Make insert new key as red node with two empty sub-trees clear

datastruct/tree/red-black-tree/rbtree-en.tex

@@ -275,7 +275,7 @@ \section{Insert}
 \end{array}
 \ee
 
-If the tree is empty, we create a red leaf of $k$; otherwise, let the sub-trees and the key be $l$, $r$, $k'$, we compare $k$ and $k'$, then recursively insert $k$ to a sub-tree. After that, we call $balance$ to fix the coloring, then force the root to be black finally.
+If the tree is empty, we create a red node of $k$ with two empty sub-trees; otherwise, let the sub-trees and the key be $l$, $r$, $k'$, we compare $k$ and $k'$, then recursively insert $k$ to a sub-tree. After that, we call $balance$ to fix the coloring, then force the root to be black finally.
 
 \be
 makeBlack\ (\mathcal{C}, l, k, r) = (\mathcal{B}, l, k, r)

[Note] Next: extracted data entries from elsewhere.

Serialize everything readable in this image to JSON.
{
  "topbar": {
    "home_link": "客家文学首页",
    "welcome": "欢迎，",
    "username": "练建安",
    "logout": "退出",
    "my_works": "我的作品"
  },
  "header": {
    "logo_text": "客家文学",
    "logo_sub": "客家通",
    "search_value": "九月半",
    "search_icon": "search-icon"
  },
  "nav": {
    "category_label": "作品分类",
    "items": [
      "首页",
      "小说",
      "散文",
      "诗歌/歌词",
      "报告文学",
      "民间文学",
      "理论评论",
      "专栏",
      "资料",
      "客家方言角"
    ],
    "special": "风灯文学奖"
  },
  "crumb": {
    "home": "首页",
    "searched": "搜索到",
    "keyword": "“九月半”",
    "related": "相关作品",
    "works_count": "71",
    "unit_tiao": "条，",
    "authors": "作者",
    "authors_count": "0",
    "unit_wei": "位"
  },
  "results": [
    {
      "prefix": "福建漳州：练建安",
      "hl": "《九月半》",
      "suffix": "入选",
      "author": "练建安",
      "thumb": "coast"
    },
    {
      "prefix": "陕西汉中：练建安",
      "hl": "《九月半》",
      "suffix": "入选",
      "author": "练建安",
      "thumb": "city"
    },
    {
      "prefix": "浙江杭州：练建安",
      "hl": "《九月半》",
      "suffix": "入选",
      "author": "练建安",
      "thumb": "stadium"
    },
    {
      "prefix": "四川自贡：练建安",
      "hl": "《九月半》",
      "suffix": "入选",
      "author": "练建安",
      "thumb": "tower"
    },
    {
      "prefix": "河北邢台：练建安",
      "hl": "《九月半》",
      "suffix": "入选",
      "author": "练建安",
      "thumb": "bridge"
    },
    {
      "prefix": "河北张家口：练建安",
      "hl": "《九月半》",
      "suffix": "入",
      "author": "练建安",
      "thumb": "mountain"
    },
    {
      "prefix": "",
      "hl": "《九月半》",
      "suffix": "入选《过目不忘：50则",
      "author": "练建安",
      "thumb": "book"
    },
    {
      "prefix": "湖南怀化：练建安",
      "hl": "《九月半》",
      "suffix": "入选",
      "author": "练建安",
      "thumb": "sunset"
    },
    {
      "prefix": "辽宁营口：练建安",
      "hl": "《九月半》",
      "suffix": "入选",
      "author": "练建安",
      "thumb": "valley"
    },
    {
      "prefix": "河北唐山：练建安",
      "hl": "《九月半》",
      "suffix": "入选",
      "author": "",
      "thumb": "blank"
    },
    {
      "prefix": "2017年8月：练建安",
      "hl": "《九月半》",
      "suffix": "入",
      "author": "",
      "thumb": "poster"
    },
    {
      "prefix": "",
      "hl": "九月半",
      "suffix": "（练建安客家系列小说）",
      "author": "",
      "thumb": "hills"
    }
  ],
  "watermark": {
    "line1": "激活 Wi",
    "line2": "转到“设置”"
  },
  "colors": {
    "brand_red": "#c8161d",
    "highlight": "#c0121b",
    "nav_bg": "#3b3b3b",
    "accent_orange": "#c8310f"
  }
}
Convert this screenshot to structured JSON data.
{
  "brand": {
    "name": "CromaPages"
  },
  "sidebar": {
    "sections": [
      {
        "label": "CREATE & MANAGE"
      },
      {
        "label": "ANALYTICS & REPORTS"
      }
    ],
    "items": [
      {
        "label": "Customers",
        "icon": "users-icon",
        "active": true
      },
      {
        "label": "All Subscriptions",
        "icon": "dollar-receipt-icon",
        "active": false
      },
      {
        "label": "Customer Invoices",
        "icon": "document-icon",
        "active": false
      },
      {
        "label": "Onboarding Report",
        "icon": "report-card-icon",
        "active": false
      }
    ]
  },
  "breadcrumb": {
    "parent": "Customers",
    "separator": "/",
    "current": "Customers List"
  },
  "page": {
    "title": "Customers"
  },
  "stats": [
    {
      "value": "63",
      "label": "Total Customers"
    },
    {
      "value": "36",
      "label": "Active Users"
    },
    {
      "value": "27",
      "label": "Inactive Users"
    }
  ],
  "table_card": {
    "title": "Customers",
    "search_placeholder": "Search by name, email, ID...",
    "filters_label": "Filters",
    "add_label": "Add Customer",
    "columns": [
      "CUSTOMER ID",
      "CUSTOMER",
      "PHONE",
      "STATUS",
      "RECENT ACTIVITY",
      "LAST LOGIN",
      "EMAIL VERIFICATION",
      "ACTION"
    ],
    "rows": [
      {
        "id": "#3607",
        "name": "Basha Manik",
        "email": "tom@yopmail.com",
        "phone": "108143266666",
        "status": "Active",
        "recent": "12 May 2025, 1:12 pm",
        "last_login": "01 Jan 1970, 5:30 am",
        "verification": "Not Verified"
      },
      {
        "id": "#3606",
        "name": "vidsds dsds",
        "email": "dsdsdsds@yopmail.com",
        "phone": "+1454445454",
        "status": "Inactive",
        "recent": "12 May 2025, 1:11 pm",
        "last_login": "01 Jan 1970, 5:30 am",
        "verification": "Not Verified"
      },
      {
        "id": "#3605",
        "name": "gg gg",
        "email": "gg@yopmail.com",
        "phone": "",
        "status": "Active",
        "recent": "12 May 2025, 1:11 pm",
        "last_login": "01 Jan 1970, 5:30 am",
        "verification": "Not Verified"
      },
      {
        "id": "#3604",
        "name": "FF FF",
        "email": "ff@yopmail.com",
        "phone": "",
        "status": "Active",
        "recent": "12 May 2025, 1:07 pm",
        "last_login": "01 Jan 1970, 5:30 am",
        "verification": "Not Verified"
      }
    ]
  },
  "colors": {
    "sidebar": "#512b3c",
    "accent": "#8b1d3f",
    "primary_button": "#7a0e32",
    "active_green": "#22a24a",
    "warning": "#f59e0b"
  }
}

datastruct/tree/red-black-tree/rbtree-zh-cn.tex

@@ -278,7 +278,7 @@ \section{插入}
 \end{array}
 \ee
 
-如果树为空，我们为$k$创建一个红色叶子节点；否则，令树的左右分支和值分别为$l$、$r$、$k'$。比较$k$和$k'$的大小，递归地将$k$插入到子树中。然后用$balance$修复平衡性。最后强制把根节点染成黑色。
+如果树为空，我们为$k$创建一个红色节点，它的两个分枝都为空；否则，令树的左右分支和值分别为$l$、$r$、$k'$。比较$k$和$k'$的大小，递归地将$k$插入到子树中。然后用$balance$修复平衡性。最后强制把根节点染成黑色。
 
 \be
 makeBlack\ (\mathcal{C}, l, k, r) = (\mathcal{B}, l, k, r)